Aujourd’hui, jeudi 12 octobre 2023, a lieu la journée mondiale de la vue.
Comme je l’expliquais il y a deux ans, cette journée se déroule chaque année le deuxième jeudi du mois d’octobre. Elle a été créée par l’Organisation mondiale de la santé (OMS) en collaboration avec l’Agence internationale de prévention de la cécité (IAPB: pour International Agency for the Prevention of Blindness).
Cet évènement a pour but de sensibiliser le public et les gouvernements aux déficiences visuelles et cette année, l’accent est mis sur l’importance des soins oculaires sur le lieu de travail.
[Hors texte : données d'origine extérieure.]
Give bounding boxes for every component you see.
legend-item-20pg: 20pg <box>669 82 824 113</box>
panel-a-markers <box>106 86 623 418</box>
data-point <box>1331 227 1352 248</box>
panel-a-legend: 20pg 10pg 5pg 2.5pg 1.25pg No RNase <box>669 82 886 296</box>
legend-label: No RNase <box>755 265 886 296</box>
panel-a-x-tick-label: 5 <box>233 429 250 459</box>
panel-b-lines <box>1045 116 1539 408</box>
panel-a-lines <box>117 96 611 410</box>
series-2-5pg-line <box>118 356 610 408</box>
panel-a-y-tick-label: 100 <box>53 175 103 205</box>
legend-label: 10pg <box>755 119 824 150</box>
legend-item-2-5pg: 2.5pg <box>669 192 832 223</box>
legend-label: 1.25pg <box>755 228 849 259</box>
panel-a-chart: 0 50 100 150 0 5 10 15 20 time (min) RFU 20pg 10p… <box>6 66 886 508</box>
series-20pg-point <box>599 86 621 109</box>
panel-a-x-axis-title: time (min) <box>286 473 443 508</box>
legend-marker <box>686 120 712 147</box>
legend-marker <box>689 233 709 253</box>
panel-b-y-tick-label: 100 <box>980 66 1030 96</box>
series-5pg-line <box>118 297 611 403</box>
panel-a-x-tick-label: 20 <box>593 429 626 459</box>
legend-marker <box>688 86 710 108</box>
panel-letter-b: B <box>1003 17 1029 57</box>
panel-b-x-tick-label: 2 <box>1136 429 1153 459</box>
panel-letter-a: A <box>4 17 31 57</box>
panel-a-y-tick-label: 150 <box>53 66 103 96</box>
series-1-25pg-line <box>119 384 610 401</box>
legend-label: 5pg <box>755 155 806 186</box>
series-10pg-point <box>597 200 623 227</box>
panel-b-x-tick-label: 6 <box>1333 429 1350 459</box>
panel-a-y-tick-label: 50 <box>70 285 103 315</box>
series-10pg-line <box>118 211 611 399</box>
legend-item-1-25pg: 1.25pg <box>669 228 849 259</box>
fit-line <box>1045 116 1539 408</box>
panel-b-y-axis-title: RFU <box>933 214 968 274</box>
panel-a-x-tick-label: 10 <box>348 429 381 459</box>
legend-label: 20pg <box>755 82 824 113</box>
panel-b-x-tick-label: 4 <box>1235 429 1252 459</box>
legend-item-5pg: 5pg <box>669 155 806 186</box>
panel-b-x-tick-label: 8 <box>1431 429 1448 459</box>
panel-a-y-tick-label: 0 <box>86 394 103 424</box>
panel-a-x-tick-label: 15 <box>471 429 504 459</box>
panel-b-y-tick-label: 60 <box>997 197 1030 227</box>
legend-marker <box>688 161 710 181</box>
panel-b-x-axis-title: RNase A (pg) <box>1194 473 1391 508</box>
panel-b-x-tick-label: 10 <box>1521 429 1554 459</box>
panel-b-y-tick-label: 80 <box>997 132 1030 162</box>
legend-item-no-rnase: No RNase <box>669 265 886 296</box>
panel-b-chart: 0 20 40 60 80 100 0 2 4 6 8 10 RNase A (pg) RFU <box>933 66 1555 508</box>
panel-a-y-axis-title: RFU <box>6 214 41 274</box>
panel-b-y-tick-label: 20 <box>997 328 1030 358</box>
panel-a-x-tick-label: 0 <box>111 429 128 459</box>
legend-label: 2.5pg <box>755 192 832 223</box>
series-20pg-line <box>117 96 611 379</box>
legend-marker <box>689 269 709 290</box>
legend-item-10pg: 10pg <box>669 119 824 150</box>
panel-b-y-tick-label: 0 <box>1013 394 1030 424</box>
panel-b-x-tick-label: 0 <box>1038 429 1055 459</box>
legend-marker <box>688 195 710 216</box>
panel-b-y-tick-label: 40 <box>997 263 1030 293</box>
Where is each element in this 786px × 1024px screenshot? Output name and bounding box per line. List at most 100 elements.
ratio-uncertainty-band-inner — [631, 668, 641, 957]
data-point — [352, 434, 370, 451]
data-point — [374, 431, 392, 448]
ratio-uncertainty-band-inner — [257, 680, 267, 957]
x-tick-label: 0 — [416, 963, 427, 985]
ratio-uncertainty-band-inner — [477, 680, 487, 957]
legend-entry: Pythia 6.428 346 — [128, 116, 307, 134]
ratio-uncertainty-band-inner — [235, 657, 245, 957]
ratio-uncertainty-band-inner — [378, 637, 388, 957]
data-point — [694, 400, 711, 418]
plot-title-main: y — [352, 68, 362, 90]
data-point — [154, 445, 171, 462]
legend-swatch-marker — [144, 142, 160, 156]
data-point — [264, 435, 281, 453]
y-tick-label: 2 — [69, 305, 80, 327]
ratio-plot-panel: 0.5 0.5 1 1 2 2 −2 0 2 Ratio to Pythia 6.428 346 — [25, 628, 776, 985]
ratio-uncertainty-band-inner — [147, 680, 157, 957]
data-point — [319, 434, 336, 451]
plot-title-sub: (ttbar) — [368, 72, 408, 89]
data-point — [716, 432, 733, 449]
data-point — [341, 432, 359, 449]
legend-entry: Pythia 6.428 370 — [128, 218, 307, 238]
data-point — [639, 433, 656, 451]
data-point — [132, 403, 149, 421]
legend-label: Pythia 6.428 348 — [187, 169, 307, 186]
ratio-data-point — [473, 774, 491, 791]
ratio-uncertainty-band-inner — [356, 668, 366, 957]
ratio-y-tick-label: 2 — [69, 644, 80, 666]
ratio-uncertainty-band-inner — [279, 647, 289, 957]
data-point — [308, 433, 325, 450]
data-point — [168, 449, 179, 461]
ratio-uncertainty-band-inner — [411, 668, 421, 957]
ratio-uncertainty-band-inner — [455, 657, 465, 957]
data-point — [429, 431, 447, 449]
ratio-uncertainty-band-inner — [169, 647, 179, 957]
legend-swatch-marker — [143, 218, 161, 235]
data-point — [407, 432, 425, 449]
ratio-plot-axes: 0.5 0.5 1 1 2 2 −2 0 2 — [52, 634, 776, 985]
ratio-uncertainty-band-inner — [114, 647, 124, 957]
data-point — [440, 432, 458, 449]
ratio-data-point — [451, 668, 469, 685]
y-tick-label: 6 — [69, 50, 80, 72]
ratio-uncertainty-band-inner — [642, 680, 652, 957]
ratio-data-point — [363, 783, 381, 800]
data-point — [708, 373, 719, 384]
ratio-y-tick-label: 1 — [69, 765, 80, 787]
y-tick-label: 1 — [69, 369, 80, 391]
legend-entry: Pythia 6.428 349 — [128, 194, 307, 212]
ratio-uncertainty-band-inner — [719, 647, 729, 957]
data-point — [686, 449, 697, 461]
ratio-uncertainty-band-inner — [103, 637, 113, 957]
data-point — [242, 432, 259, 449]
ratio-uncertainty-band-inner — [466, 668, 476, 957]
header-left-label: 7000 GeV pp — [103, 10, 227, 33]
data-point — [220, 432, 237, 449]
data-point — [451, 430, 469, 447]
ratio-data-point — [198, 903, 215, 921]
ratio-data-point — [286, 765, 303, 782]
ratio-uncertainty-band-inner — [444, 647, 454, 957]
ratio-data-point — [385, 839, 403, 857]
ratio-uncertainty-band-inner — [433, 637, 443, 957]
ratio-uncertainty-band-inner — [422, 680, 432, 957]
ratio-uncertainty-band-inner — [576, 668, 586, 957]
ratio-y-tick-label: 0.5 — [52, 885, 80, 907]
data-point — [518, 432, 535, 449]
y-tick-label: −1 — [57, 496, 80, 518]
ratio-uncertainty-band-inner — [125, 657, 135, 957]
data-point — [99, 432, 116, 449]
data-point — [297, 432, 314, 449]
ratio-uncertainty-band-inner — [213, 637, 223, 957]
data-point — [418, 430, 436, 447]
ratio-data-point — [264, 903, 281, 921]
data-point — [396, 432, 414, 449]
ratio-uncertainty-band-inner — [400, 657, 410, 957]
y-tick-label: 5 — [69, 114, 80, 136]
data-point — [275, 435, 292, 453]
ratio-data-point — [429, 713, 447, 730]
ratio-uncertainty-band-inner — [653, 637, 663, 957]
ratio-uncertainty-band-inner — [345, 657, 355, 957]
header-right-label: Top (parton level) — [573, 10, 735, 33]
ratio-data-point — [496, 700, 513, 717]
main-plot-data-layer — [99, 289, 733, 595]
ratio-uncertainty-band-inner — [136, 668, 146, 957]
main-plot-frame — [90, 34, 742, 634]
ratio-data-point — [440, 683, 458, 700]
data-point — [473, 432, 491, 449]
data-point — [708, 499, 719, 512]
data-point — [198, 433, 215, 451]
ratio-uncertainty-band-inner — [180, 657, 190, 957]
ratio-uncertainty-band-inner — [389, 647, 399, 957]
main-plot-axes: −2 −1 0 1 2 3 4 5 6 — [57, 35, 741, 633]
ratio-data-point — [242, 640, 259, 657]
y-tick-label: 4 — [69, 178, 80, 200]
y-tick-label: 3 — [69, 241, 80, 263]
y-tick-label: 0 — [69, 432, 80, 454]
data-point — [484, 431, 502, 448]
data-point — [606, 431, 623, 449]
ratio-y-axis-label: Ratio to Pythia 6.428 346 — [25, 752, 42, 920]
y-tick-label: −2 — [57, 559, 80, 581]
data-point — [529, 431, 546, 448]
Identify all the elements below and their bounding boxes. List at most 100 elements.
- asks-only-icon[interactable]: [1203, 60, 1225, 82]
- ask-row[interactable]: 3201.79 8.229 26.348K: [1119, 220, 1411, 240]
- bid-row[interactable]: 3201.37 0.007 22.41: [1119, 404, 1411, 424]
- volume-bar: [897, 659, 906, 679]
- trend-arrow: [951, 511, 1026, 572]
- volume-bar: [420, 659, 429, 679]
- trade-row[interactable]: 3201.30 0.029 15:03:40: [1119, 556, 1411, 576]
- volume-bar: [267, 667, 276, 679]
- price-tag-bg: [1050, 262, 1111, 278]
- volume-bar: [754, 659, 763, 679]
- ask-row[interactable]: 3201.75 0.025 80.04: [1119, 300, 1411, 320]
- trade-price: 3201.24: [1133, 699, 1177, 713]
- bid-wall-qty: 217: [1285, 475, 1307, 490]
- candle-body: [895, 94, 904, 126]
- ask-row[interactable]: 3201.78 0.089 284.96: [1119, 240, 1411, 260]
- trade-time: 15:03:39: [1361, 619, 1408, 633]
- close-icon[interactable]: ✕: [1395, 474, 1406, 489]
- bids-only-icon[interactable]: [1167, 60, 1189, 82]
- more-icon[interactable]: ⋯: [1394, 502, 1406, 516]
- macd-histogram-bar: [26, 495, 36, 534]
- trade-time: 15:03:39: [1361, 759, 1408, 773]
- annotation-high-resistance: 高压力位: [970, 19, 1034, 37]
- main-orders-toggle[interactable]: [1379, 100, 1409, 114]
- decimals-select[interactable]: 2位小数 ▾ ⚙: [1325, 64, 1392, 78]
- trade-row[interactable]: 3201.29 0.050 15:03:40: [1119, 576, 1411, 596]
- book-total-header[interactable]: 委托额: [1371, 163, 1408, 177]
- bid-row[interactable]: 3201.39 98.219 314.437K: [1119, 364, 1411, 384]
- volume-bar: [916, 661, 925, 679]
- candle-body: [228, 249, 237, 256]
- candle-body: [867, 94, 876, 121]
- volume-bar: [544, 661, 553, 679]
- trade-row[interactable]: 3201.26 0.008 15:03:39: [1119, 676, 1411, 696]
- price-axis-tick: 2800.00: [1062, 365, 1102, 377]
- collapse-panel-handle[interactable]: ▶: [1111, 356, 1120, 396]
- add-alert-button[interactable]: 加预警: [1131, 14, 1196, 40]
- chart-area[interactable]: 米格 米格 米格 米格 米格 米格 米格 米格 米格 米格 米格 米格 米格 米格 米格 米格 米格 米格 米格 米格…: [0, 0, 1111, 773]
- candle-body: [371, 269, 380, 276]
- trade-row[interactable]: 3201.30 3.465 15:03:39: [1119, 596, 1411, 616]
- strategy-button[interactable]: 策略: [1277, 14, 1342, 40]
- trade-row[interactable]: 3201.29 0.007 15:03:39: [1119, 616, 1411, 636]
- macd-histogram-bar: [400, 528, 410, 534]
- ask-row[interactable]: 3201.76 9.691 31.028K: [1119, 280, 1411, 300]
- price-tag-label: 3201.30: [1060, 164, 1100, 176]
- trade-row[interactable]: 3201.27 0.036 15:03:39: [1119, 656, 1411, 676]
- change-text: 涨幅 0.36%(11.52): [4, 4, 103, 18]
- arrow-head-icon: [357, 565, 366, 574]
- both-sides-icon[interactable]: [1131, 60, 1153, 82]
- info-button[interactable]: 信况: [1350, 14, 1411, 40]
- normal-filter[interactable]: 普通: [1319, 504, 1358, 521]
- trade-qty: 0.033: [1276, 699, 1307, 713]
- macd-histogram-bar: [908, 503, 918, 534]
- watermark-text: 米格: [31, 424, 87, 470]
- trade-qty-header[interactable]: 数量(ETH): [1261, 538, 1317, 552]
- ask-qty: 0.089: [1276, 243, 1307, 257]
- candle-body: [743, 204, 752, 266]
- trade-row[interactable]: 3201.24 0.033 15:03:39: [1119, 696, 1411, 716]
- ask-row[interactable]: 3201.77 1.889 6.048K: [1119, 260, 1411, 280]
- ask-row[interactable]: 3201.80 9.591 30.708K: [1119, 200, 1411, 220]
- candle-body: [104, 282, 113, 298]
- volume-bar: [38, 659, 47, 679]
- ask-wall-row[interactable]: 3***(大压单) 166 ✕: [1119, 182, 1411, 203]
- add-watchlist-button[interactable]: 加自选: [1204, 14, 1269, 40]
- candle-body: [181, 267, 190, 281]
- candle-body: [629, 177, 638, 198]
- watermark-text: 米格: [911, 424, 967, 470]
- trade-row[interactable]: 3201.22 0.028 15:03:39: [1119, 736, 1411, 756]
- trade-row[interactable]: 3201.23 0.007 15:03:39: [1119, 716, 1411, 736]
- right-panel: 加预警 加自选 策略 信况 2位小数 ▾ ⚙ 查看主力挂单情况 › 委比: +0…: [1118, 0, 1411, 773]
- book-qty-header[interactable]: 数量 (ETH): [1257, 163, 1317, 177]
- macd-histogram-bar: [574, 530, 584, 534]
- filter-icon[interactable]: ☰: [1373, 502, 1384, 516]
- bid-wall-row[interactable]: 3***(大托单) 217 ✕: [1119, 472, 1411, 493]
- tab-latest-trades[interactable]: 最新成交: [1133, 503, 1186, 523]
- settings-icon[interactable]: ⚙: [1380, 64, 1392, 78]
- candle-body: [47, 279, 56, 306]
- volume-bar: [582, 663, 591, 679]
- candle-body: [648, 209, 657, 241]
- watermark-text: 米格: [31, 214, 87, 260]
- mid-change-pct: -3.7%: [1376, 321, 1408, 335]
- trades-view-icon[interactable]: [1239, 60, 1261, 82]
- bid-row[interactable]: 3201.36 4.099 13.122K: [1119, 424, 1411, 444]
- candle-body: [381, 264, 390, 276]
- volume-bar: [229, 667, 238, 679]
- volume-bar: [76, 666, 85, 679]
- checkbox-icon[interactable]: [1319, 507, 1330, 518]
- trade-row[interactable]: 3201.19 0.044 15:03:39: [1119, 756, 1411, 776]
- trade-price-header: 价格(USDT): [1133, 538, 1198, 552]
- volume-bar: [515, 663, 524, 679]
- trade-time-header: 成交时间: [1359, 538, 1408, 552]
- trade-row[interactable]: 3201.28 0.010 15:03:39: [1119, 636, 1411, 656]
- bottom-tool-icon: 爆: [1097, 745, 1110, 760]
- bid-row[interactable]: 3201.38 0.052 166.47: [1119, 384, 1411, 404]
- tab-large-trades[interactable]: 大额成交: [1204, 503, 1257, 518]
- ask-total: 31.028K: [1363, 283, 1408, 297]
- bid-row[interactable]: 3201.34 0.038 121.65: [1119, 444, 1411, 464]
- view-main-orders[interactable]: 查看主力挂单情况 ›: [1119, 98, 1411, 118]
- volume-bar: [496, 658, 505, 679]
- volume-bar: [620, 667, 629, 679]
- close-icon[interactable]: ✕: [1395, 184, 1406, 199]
Mais c’est tout ce que je vous dirai.
Je voulais vous parler de la campagne de sensibilisation d’Eqla. Du magnifique reportage auquel j’ai participé. De toutes mes interventions dans la presse. Ma fierté. Mon émotion. Ma reconnaissance.
Mais hier, je suis rentrée dans une librairie, et j’ai subi une agression verbale d’une rare violence, en raison de mon handicap.
Et toute la violence du validisme me percuta
A midi, je rentrais donc dans une librairie pour acheter un journal contenant mon interview sur le handicap visuel invisible. Ne voyant de prime abord personne, je feuillette le papier pour trouver l’article, excitée et joyeuse à l’idée de le découvrir.
C’est alors que j’entends une voix m’apostropher au fond du magasin, me disant bonjour d’une voix – déjà – agressive et me demandant ce que je faisais. Je lui retourne son bonjour en disant que je vérifie juste quelque chose avant d’acheter le journal. Elle me réinterpelle en me demandant de venir au fond du magasin, tout en me critiquant et m’insultant de malpolie du fait que je ne lui ai pas dit bonjour.
Je lui explique dès lors que je suis malvoyante et que je ne l’avais pas vue. Et là, le ton est immédiatement monté.
Insensible à ce que je venais de lui dire, elle me rétorque qu’une malvoyante qui se déplace normalement sans « bâton » n’est qu’une menteuse. Je lui confirme ma malvoyance et lui dit que dans le journal se trouve une interview sur le sujet. Elle devient agressive et revient sur mon manque de politesse, m’arrache le journal des mains.
Je commence à m’emporter également en disant que je sais de quoi je parle, que je fais de la sensibilisation et que nous sommes en pleine campagne. Sur quoi, elle m’interrompt en me disant « qu’elle n’en a rien à foutre ».
Sidérée par cette agression gratuite, je décide de partir avant que ça n’escalade. Mais elle hurle derrière moi « C’est ça, elle est malvoyante elle alors qu’elle marche dans mon magasin comme ça ». Je me retourne et lui hurle que je me bats pour déconstruite les stéréotypes qu’elle me crache au visage, qu’elle n’y connait strictement rien.
Ce à quoi elle répond avant de me jeter dehors à coup de « casse-toi », avec tout son mépris et sa haine, que comme je suis malvoyante, son journal ne me servirait de toute façon à rien, puisque j’étais incapable de le lire.
Je me suis effondrée quelques dizaines de mètres plus loin, le souffle court, les larmes inondant mon visage. Sans aide. Sans qu’une seule personne ne réagisse à cette énième agression.
La colère qui m’anime
La violence envers les personnes déficientes visuelles, c’est ça. Je n’ai pas meilleure illustration.
C’est pour ça que je milite, que je forme, que je sensibilise. Mais parfois ça percute, c’est dur, c’est violent, c’est fatiguant.
Elles sont là, les réalités du terrain. Et on peut envoyer tous les messages positifs et inspirants que l’on veut. On peut avoir l’air autonome, pétillante, bien dans sa peau… On en chie. Tous. Les. Jours.
Et je dis « on », parce qu’en l’espace de quelques heures et suite à mon témoignage, plus d’une vingtaine de personnes déficientes visuelles m’ont dit : « J’ai vécu ça aussi ».